Oceanside doesn’t make railroad quiet zone a priority

Oceanside doesn’t make railroad quiet zone a priority
Trains will pass 15-feet from the Marriott SpringHill Suites, which is currently under construction, on the left, and set to open in January. A railroad quiet zone is not a current priority for Oceanside. Photo by Promise Yee

OCEANSIDE — Mayor Jim Wood asked fellow City Council members to make a railroad quiet zone a priority while the city has an extra $5.6 million in its pocket from the Laguna Vista mobile home park sale and another $1 million in budget surplus. 

Wood requested a chunk of the $6.6 million be set aside to fund needed railroad crossing improvements on Aug. 7.

City Council previously earmarked $650,000 from the mobile home park sale for beach sand replenishment and $3 million to renovate beach restrooms before the $1 million budget surplus was discovered.

The remaining undesignated $2.9 million would pay for most of the upgrades needed at five railroad crossings to form a quiet zone. The current estimated project cost is $3 million to $5 million.

Wood said a quiet zone would benefit the city’s tourism industry, downtown hotels and residents who live near the tracks.

“It’s a money issue,” Wood said. “I get complaints almost every day.”

Wood said Marriott SpringHill Suites, set to open in January 2014, is just 15 feet from the coastal downtown tracks.
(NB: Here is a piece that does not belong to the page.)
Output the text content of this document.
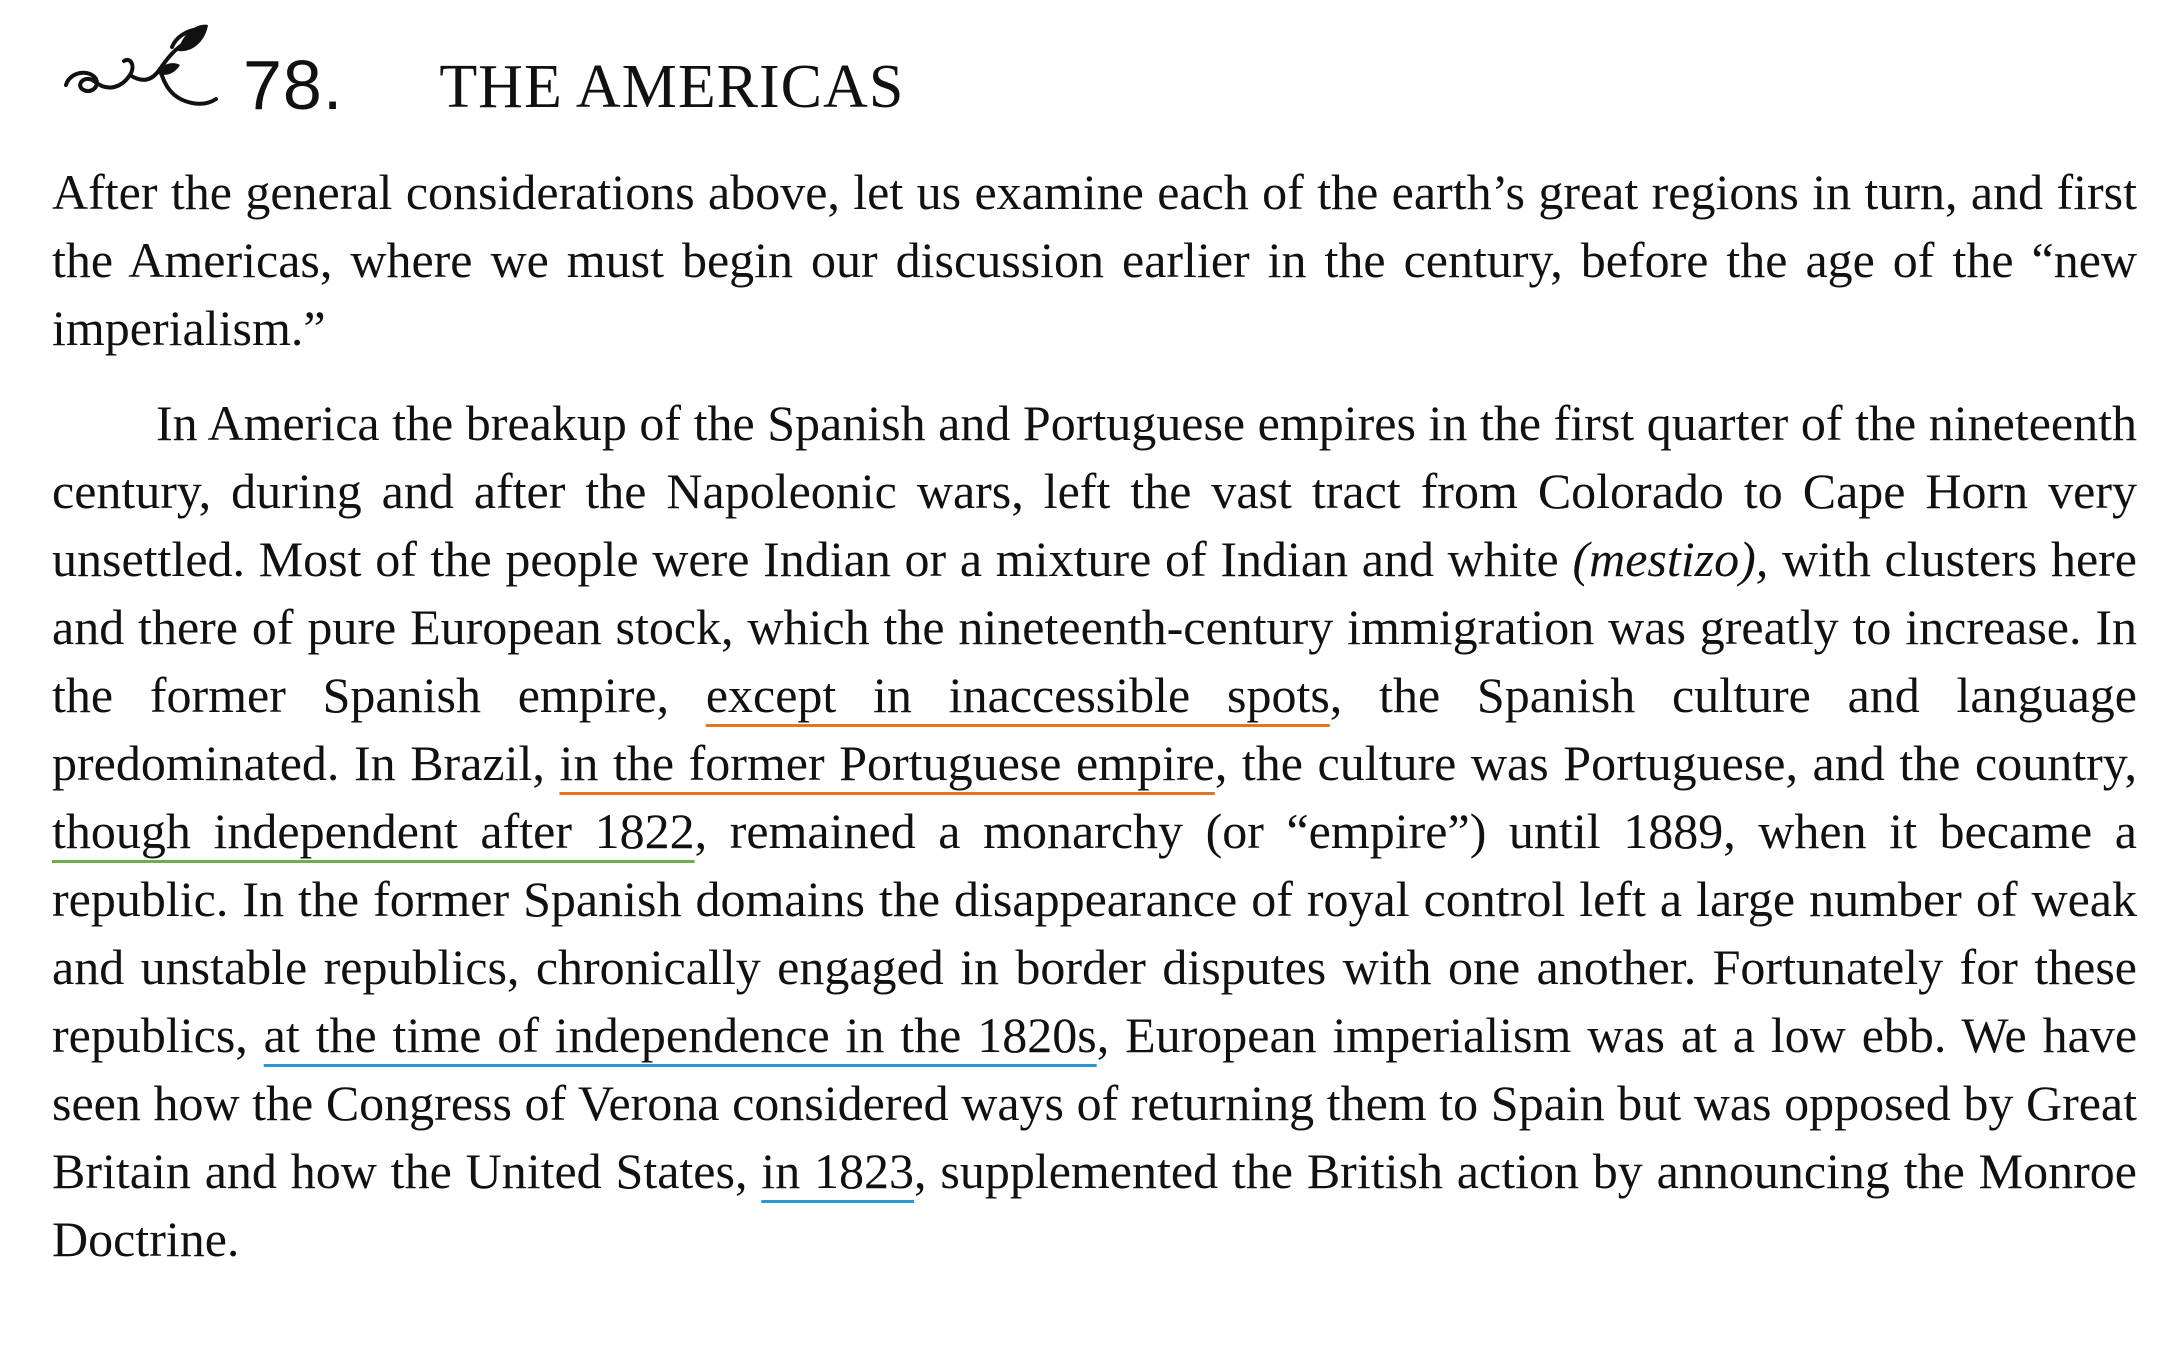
78. THE AMERICAS

After the general considerations above, let us examine each of the earth’s great regions in turn, and first the Americas, where we must begin our discussion earlier in the century, before the age of the “new imperialism.”

In America the breakup of the Spanish and Portuguese empires in the first quarter of the nineteenth century, during and after the Napoleonic wars, left the vast tract from Colorado to Cape Horn very unsettled. Most of the people were Indian or a mixture of Indian and white (mestizo), with clusters here and there of pure European stock, which the nineteenth-century immigration was greatly to increase. In the former Spanish empire, except in inaccessible spots, the Spanish culture and language predominated. In Brazil, in the former Portuguese empire, the culture was Portuguese, and the country, though independent after 1822, remained a monarchy (or “empire”) until 1889, when it became a republic. In the former Spanish domains the disappearance of royal control left a large number of weak and unstable republics, chronically engaged in border disputes with one another. Fortunately for these republics, at the time of independence in the 1820s, European imperialism was at a low ebb. We have seen how the Congress of Verona considered ways of returning them to Spain but was opposed by Great Britain and how the United States, in 1823, supplemented the British action by announcing the Monroe Doctrine.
Others added hotel guests at the Wyndham Oceanside Pier Resort, a block west of the tracks, complain about being woken up two to three times a night by the train.

The city has been working with five different railroad and transportation agencies to determine what railroad crossing improvements are required to establish a quiet zone.

Oceanside funded diagnostic studies in 2006 and 2007 to determine the feasibility and cost of a quiet zone.

During that time the agencies involved have helped fund some of the needed improvements.

City funds have been set aside in this year’s budget for a required updated diagnostic study.

“As time progresses, there is more consensus on what improvements are required,” Scott Smith, city engineer, said. “All current players are involved.”

City Manager Peter Weiss said it would be prudent to set aside money to make the needed upgrades.

“Now is the time to set little chunks of money aside,” Weiss said.

Downtown business owners who voted no in a poll on funding a quiet zone several years ago, when the estimated improvements cost was $9 million, said the lower cost of $3 million would be easier to share.

Wood added that rail lines would be double tracked by 2030 with twice as many trains traveling through town.

That would bring train travel to 76 trips a day along with a horn blast at every crossing.

“Every single city along the beach wants it (a quiet zone),” Wood said.

Councilman Jerry Kern said he is not on board with the idea of setting aside money now.

He said that it would be more practical to make a quiet zone a priority in the 2014-2015 budget after stakeholders had reached an agreement on what improvements are needed.

“We don’t have costs, we don’t have a timeline, we don’t have a budget we can approve,” Kern said.

Wood withdrew his request. There was no vote on the item.